En sortant de la Tour de Crest, prendre la Rue Sainte-Marie en direction de la Chapelle de la Visitation Sainte-Marie, située sur les hauteurs de la ville dans l'enceinte de l'ancien couvent des Visitandines. La chapelle de la Visitation Sainte-Marie, ou chapelle des Visitandines faisait partie d’un couvent construit en 1674 par les Visitandines. Présentes à Crest depuis 1628, les Visitandines éduquaient les jeunes filles dans la religion catholique.
Poursuivre votre visite en direction de la Chapelle des Cordeliers, ancienne église Sainte-Marie. L’origine de cette chapelle n’est pas exactement connue, elle pourrait remonter aux XIe-XIIe siècles. Elle se situe en haut de l'escalier des Cordeliers. Cet escalier fait le lien entre la rue commerçante et la chapelle des Cordeliers. Anciennement appelé "degrés de Notre Dame de Consolation", il est également surnommé "l’escalier de la vertu" car plus on monte et plus on se rapproche de la chapelle.

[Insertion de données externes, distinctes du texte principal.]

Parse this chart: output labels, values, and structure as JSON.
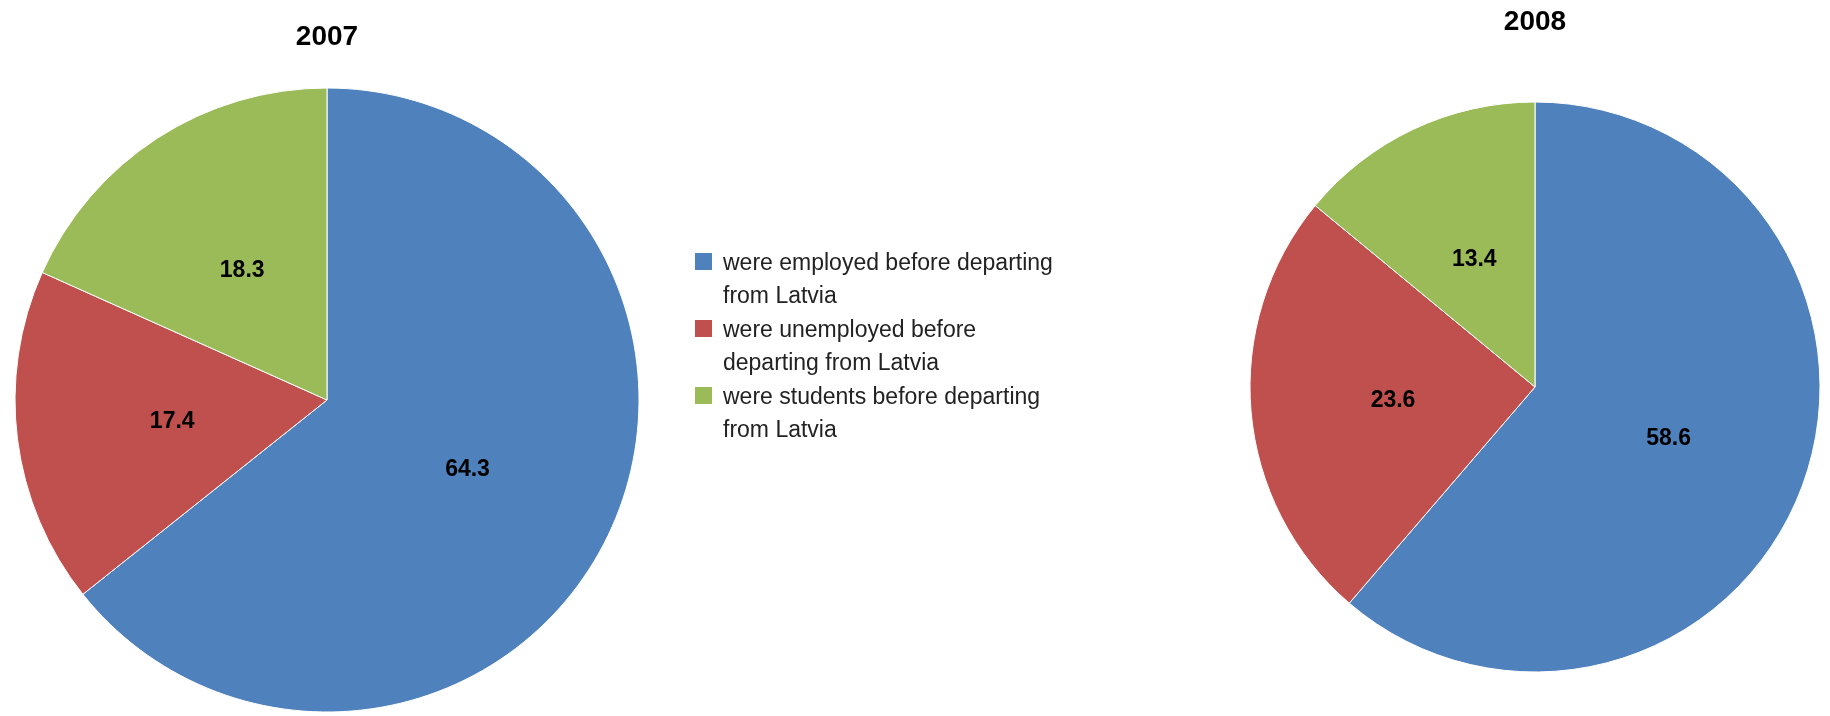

Au bas de la Montée des Cordeliers, admirez la Fontaine des Cordeliers du XVIIIe siècle. Prendre sur votre droite dans la rue de l'Hôtel-de-Ville, situé au n°28, la Maison Pierre de Richard remonte probablement au XVe siècle. Pierre de Richard, vice-sénéchal de Crest au XVIIe siècle, en est le 1er propriétaire connu. Pendant plus de 100 ans, une quincaillerie occupa le rez-de-chaussée, où différents propriétaires s’y succédèrent. Pour finir cette balade, rendez-vous Place de la Halle au blé où trône l'anciennes Halles aux grains. Une première halle aux grains se situait rue de la Pierre.
Pour les plus courageux, en flanant dans les rues de Crest, il est possible d'apprécier encore de beaux monuments, à l'instar de la Maison Bèche construite par un évêque au cours du XVIe siècle. Nous pouvons également cité le Couvent des Capucins, situé au 116 avenue Henri-Grand.